Cletus Tindana: For some countries, family planning and maternal/child health services have always been together and the advantages cannot be over emphasized as compared to running a parallel system. Why has it taken Russia all these years to start integrating these services? What are some of the advantages derived in the parallel system?
Asta-Maria Kenney: The Soviet health system was always very vertical and specialized. Consequently, when FP was introduced, a separate, but very tiny FP system was established. Probably partly because it wasn’t very well integrated with MCH (or other) services, and for a variety of political reasons, it didn’t “take off.” What our projects did was “mainstream” FP into MCH care—and to some extent into AIDS services and pediatric care—which put them into an appropriate context. The results are encouraging—if not yet everything we might have hoped for!


Lena Kolyada: Have you engaged private sector (private doctors, pharma, etc.) in the integration process. If yes, could you please share how?
Natalia Vartapetova: There are still quite a few private health care providers in Russia. People mostly use public services. We involved pharmaceutical producers in promotion of family planning. There were three directions where this collaboration was especially successful: training of health providers, printing and dissemination of education materials for providers and printing and dissemination information materials for clients.


Yuba Raj Tripathi: What kind of population policy is applied in Russia at present for the better MCH? How?
Natalia Vartapetova: The government tries to stimulate fertility through various incentives like a 3-year maternal leave and so called maternal capital for child education or housing. The government also put significant amount of resources into development of modern perinatal services across Russia to make maternal care safer and more attractive for clients.


Laurentiu Stan: Is very well known that Russia and other countries in Eastern Europe displays a relatively high rate of abortions. Do you have any results showing how and why the integration of FP with MCH services contributed to reduction of unwanted pregnancies and abortions?
Natalia Vartapetova: In the project regions percent of antenatal clients who reported that pregnancy was not planned decreased from 33 percent in 2004 to 22 percent in 2009.

Asta-Maria Kenney: Please see our response to Mia Foreman’s question concerning CPR and abortion rates. We have data from other project sites, but they cover short time periods, while the data above look at trends beyond the life of the project, so they are particularly compelling. Unfortunately, we did not collect data on unwanted pregnancies.
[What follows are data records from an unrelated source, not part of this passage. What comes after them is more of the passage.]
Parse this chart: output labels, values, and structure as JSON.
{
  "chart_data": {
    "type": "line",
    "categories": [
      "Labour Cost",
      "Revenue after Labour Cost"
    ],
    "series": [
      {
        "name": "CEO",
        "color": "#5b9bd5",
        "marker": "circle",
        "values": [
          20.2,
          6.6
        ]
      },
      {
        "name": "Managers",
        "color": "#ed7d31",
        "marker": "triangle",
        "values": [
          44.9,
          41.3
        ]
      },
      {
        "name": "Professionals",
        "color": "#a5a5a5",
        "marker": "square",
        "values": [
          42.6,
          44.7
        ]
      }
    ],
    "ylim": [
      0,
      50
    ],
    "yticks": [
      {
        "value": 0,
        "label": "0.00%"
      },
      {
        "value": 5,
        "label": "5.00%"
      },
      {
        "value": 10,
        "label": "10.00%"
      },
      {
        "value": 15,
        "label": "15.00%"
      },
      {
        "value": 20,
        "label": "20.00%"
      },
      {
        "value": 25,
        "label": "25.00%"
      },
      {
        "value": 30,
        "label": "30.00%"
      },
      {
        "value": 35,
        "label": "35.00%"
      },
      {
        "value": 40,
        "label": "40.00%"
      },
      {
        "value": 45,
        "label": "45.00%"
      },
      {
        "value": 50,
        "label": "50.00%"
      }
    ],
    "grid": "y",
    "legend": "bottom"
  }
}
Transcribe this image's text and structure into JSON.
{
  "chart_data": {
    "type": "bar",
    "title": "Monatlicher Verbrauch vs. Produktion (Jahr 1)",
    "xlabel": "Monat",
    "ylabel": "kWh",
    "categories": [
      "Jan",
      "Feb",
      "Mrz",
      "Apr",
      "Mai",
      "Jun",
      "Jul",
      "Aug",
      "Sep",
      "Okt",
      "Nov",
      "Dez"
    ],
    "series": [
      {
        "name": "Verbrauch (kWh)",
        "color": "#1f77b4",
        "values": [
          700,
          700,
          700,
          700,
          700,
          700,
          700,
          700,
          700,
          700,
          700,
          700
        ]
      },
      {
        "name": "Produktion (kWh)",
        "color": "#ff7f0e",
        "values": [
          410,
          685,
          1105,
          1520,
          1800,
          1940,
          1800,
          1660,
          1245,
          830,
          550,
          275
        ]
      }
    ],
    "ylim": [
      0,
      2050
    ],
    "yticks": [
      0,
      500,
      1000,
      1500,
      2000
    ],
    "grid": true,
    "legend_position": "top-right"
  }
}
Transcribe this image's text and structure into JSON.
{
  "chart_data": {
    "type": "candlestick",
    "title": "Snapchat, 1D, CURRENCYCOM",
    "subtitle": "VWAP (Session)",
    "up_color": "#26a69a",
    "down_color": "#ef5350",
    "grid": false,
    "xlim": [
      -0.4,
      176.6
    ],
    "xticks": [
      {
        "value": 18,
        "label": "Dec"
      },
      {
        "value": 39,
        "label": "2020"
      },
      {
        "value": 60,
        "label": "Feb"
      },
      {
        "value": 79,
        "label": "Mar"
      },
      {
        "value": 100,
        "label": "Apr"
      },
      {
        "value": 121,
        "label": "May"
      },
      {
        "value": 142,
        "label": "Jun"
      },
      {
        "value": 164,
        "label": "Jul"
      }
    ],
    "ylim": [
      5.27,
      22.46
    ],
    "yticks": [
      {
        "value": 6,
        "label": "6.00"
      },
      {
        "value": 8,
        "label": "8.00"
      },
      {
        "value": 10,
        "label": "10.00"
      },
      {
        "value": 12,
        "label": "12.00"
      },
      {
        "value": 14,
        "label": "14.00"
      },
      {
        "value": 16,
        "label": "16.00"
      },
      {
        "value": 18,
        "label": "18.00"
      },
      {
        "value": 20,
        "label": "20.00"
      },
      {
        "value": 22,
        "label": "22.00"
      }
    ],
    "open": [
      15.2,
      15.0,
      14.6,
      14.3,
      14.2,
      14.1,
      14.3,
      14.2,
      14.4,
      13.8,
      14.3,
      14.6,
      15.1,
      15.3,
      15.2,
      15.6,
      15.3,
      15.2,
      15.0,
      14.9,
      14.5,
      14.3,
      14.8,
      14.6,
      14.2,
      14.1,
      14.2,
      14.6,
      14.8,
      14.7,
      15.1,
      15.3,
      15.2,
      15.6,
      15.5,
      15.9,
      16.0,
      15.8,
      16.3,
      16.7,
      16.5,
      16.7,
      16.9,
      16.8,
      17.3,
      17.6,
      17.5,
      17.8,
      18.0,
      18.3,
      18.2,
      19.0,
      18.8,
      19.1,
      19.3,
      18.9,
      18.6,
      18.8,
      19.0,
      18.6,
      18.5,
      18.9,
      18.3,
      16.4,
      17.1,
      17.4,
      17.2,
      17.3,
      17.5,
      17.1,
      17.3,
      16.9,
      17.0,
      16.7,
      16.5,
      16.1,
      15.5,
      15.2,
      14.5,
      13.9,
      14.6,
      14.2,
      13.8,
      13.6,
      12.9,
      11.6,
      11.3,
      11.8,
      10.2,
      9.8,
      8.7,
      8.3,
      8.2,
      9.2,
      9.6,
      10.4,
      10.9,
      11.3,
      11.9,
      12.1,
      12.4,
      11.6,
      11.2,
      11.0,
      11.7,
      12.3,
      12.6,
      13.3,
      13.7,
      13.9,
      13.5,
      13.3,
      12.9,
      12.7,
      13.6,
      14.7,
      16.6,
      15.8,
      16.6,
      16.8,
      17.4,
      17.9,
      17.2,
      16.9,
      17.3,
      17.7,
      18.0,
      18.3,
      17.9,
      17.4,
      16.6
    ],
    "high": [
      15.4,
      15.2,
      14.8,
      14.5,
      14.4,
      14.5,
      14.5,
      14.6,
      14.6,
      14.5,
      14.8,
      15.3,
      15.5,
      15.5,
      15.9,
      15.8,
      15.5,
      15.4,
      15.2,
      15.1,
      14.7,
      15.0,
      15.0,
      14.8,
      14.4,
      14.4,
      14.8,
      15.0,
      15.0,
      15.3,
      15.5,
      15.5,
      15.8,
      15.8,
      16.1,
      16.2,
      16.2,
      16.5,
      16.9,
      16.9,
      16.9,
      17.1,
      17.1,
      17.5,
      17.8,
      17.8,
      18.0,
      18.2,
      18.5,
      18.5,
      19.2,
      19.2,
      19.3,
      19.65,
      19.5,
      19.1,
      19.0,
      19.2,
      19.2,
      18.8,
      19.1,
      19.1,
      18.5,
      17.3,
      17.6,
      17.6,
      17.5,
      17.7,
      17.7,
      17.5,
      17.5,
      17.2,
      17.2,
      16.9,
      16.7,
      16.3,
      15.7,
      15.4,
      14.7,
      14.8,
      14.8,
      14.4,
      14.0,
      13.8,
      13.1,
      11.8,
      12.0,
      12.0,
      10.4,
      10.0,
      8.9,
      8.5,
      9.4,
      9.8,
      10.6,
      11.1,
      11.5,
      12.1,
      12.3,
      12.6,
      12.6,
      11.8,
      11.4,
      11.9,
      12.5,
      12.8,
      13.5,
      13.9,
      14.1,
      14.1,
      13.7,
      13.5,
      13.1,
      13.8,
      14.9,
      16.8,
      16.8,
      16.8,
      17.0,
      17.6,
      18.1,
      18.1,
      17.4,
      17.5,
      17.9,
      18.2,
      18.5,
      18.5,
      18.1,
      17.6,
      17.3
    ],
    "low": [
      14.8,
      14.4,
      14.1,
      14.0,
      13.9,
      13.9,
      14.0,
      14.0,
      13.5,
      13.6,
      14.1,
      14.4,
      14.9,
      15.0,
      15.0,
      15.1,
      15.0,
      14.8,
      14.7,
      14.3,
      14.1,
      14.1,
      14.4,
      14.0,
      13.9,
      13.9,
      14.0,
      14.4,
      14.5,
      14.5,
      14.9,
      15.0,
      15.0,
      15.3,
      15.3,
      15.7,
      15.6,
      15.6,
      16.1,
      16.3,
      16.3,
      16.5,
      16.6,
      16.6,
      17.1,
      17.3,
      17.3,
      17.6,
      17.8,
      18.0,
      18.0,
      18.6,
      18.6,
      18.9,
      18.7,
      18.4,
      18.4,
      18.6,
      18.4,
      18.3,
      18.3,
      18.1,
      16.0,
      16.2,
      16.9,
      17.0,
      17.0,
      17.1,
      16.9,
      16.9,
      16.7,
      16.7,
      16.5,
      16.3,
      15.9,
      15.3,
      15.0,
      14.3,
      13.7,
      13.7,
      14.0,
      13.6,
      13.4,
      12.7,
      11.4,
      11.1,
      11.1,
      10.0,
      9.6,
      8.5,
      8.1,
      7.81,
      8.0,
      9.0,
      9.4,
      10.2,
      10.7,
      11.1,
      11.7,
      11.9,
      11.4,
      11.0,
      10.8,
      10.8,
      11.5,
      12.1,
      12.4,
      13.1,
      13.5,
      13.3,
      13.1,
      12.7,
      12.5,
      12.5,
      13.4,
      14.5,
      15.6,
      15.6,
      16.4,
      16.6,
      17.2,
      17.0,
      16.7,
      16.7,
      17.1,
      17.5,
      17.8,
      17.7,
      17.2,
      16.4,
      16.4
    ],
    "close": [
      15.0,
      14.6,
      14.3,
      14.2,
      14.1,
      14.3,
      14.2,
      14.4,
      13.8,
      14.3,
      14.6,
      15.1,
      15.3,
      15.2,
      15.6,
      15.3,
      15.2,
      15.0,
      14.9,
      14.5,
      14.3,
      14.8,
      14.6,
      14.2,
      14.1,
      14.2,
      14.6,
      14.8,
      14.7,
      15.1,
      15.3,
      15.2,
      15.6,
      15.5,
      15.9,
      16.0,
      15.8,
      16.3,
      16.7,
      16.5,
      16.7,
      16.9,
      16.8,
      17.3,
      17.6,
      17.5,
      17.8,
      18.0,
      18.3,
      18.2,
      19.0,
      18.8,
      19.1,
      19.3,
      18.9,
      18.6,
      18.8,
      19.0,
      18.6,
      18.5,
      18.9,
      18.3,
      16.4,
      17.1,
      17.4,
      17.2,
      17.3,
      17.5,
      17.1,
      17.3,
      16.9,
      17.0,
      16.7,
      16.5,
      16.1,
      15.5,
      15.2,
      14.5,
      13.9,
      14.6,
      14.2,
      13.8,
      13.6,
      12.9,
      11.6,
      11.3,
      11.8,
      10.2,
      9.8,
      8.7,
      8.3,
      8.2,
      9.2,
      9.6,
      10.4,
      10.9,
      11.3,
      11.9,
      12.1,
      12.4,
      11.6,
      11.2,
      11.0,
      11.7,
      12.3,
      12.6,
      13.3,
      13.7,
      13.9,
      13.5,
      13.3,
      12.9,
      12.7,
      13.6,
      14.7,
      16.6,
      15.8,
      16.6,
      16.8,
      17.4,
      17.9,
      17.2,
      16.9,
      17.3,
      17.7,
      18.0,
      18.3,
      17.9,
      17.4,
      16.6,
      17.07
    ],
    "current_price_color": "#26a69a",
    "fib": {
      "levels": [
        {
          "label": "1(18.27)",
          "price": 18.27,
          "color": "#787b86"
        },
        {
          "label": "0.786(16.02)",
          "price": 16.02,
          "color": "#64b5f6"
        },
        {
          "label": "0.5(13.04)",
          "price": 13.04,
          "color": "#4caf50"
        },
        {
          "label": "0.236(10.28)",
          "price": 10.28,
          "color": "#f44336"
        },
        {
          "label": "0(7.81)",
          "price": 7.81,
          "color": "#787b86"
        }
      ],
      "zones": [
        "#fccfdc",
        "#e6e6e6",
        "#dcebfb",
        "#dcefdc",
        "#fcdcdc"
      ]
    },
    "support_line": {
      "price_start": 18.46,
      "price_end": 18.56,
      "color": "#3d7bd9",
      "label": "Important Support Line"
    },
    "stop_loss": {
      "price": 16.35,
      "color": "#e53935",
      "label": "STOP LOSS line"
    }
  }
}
Priyanka Dixit: 1) In developing countries, is the relation between utilization of antenatal care and institutional delivery and further institutional delivery and child immunization services causal? 2) Do women who receive maternal care services have improved adoption of contraceptive use, in terms of duration and type of method?
Asta-Maria Kenney: Use of antenatal care and hospital deliveries are virtually universal in the Russian Federation. Childhood immunization and the schedule for infant care is well integrated into the woman’s postpartum visits as well as into home visits afterwards. As for the second question, there is very limited data available about contraceptive use in Russia as a whole. However, at the sites where the project has worked, postpartum contraceptive use has improved and women get better counseling about their contraceptive options.


Linda Ippolito: Congratulations Asta and Natalia for very informative session, and all the best with the continuation of these important initiatives.